Something out of Nothing: Bottom of the Bag Poppyseed Muffins
Every year at about this time I make my bottom-of-the-bag bread (or BOTB cookies or something) in which I use up the very last bits of all the flour in the house in preparation for Passover. Every year the ingredients are very different, of course, but so far (turn away, evil eye!) I have always been delighted by the results. This year, I had flour, semolina and a bit of Aunt Jemima’s cornmeal mix, made of flour, white cornmeal, baking powder and salt.
Also in need of a home was some leftover poppy seed filling I made for Purim a few weeks ago. I used to make a cardamom-scented poppy seed cake for a movie place downtown, and the preparation of the poppy seeds for the cake (grinding, cooking in milk with citrus zest) was close enough to the process for making the filling that I thought it might just work.I decided to do muffins rather than cake so that the crunchy poppy seeds could better enjoy higher crust-to-crumb ratio, and because I was a little afraid a cake might not hold together with the improvised flour combination. The poppy filling is made with poppy seeds, milk, honey and orange and lemon zest, and I added zest from one more orange and lemon because they were there, and because I like to play with my micro-plane grater.
What with the poppy seeds and seasonings this may not seem like the most frugal recipe, but in the current circumstances in my kitchen, this really was Something out of Nothing. Thanks to Lindy for the challenge!
Bottom of the Bag Poppyseed Muffins
About 13 ounces flour (I used 7 ounces all-purpose flour, 3 ounces semolina flour, and 3 ounces Aunt Jemima’s cornmeal mix)

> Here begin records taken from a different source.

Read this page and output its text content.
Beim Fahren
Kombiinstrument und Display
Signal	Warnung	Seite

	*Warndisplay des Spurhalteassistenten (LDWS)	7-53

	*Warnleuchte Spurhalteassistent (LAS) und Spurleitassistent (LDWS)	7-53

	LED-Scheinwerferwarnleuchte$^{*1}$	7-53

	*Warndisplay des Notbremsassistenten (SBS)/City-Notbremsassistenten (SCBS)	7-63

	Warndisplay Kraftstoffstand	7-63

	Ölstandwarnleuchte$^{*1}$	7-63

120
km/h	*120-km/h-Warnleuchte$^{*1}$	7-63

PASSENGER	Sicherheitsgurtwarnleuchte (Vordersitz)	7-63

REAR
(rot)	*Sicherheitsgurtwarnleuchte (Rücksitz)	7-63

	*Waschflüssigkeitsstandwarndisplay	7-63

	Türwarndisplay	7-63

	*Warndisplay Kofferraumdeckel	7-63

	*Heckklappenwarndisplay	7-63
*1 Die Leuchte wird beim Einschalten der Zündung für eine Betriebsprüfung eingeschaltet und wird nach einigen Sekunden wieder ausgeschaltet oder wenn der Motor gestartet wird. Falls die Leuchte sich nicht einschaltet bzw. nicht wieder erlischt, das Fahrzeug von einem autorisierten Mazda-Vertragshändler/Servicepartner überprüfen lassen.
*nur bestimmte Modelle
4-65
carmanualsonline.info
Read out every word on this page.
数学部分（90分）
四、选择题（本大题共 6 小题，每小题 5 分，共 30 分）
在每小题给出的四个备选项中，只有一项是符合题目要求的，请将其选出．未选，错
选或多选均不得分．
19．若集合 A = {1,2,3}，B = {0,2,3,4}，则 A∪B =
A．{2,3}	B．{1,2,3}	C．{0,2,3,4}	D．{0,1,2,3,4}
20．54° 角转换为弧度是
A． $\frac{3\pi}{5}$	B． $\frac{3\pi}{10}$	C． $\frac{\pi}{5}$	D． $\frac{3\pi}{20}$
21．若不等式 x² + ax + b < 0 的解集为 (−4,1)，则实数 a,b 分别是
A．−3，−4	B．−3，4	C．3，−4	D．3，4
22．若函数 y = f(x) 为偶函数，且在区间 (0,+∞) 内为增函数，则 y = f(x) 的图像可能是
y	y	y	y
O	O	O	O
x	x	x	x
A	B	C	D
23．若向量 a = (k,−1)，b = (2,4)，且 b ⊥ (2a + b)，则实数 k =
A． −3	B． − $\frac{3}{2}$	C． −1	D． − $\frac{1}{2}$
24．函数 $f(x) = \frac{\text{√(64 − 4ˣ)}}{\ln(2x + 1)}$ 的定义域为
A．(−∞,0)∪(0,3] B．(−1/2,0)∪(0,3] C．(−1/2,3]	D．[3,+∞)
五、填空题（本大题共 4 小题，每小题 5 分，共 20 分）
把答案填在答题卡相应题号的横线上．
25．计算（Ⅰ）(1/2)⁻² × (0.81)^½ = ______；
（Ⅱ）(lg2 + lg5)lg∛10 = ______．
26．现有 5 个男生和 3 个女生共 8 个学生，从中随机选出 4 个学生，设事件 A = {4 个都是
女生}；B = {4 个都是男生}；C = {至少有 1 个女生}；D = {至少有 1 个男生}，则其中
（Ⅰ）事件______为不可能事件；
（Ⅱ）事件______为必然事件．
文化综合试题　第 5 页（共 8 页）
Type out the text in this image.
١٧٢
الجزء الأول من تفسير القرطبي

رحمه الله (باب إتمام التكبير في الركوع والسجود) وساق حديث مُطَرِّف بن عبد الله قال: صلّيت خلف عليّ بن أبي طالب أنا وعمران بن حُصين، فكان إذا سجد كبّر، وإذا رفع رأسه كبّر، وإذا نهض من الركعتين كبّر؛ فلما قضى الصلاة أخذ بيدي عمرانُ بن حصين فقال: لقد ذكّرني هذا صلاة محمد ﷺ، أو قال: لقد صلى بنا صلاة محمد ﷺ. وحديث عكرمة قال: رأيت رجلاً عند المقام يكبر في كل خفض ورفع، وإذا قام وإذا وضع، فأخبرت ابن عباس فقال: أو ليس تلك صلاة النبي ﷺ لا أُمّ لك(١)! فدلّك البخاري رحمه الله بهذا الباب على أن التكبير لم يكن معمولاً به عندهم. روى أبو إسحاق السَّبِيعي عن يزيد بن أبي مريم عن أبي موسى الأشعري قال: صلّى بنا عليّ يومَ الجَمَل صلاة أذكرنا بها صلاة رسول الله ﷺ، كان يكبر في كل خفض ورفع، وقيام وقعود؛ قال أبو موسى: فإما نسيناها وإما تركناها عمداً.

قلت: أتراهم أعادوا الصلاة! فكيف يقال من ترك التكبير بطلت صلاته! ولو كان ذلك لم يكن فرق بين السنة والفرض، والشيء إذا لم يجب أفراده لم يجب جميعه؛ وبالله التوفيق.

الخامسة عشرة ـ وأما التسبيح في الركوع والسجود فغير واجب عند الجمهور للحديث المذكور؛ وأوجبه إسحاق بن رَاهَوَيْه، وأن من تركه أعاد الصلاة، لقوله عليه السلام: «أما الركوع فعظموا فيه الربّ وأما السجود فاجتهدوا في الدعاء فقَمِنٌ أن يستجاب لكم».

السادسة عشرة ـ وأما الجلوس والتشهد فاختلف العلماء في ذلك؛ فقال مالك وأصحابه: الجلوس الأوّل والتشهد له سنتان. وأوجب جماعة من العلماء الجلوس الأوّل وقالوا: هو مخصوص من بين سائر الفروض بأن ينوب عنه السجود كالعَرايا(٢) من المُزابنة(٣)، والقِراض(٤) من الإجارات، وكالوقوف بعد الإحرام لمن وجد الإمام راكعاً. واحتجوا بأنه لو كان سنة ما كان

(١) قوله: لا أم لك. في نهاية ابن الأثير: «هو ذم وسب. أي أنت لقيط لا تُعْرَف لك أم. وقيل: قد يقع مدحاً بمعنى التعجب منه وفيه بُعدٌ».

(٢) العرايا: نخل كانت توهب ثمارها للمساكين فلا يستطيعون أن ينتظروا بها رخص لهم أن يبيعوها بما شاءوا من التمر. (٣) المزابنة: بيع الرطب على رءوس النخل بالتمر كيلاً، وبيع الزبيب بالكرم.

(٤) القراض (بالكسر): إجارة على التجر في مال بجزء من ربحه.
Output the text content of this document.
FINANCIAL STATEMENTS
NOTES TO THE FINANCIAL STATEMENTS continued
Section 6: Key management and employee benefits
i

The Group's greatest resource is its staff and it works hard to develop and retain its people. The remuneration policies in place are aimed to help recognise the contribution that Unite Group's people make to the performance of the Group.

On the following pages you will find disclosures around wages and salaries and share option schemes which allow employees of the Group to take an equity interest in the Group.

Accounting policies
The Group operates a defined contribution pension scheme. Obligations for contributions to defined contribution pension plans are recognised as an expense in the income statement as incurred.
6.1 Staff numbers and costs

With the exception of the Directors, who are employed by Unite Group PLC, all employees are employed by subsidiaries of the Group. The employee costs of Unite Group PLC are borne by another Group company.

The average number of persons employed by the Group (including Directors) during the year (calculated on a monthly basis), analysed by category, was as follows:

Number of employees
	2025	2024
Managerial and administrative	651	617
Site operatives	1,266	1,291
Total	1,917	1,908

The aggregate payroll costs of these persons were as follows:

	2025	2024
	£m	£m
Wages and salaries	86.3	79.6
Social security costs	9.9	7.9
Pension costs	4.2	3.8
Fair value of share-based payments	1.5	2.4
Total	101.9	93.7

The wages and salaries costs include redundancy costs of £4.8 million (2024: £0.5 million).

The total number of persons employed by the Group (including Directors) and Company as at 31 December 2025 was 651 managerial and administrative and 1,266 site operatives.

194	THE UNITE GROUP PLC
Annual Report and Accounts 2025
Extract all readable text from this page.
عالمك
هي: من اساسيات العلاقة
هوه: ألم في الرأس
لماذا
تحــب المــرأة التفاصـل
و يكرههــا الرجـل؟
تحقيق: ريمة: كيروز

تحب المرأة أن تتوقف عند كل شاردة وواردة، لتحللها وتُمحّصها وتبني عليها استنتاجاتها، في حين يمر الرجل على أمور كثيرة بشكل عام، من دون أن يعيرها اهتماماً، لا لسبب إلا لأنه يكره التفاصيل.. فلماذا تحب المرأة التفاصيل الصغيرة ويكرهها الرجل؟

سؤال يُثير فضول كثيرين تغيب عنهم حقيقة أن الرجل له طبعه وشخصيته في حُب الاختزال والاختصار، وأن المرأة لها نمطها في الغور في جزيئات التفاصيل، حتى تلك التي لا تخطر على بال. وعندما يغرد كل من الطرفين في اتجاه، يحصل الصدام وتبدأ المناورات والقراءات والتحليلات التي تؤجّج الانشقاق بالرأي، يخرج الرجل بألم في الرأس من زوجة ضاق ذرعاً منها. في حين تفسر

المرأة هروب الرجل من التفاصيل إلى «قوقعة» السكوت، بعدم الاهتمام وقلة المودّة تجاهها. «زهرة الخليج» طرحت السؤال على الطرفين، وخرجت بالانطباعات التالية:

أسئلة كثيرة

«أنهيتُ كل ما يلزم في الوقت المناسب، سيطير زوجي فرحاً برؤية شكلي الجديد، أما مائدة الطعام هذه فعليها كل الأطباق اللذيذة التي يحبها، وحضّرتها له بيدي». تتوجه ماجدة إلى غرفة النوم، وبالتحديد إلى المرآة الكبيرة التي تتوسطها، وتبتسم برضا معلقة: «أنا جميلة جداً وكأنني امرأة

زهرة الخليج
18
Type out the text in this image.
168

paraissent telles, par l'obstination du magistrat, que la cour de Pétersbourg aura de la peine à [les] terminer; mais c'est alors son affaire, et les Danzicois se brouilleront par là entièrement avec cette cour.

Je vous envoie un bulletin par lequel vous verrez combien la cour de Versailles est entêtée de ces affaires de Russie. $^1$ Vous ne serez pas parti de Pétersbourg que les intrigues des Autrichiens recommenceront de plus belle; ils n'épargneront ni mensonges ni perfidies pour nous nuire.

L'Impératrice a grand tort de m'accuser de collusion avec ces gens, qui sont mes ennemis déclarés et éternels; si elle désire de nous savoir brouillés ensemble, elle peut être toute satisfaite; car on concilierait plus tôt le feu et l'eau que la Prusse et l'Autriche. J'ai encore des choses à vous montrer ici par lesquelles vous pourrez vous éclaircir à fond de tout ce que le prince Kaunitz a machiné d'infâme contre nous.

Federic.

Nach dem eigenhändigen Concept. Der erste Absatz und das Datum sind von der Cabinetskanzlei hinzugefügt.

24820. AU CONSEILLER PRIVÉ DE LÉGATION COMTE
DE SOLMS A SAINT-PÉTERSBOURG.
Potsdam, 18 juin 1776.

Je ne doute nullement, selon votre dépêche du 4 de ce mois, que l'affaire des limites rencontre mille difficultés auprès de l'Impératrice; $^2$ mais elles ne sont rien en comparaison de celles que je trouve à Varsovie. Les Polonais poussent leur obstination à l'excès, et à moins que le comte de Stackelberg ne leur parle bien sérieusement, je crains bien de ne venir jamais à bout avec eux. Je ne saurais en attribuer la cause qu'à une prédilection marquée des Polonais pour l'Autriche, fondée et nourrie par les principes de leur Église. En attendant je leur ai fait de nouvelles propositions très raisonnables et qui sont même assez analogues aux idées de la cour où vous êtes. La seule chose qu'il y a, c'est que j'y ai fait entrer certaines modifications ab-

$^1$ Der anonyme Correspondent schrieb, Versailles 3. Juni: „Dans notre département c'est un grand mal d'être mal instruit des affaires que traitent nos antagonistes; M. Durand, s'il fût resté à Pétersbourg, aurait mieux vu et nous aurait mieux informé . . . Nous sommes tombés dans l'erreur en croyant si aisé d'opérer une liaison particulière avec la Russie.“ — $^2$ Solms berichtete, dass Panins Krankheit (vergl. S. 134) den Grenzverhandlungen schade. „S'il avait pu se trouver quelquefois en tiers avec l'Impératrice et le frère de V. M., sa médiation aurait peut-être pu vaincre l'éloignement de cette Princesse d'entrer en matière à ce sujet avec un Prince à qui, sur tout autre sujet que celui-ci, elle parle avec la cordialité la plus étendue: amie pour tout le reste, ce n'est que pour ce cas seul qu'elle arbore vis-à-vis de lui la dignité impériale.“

1 cup sugar (these were a bit sweet. You may want to moderate the sugar)
¼ teaspoon cardamom
rounded ¼ teaspoon cinnamon
¼ teaspoon salt
2 teaspoons baking powder
1 cup oil
1 teaspoon rosewater
½ cup milk
1 ½ cups poppyseed filling leftover from homentashn
Preheat oven to 400 and prepare muffin cups or a tube-pan. In a large bowl, stir together the flours, sugar, spices, salt, and baking powder. In another bowl, beat the eggs with the oil, and add rosewater, milk and poppy seed filling. Make a well in the center of the dry ingredients and pour in the poppy seed mixture. Combine gently but thoroughly. If the batter is too stiff, add a bit more milk. Scoop the mixture into muffin cups (or tube pan), and place in the oven. After 10 minutes, lower heat to 350. Bake another ten minutes and rotate the pans front to back and top to bottom. Bake ten more minutes. The muffins are done when the edges are golden. This recipe made 14 large muffins. If you only have one muffin pan, bake the extra batter in a small skillet or steel bowl.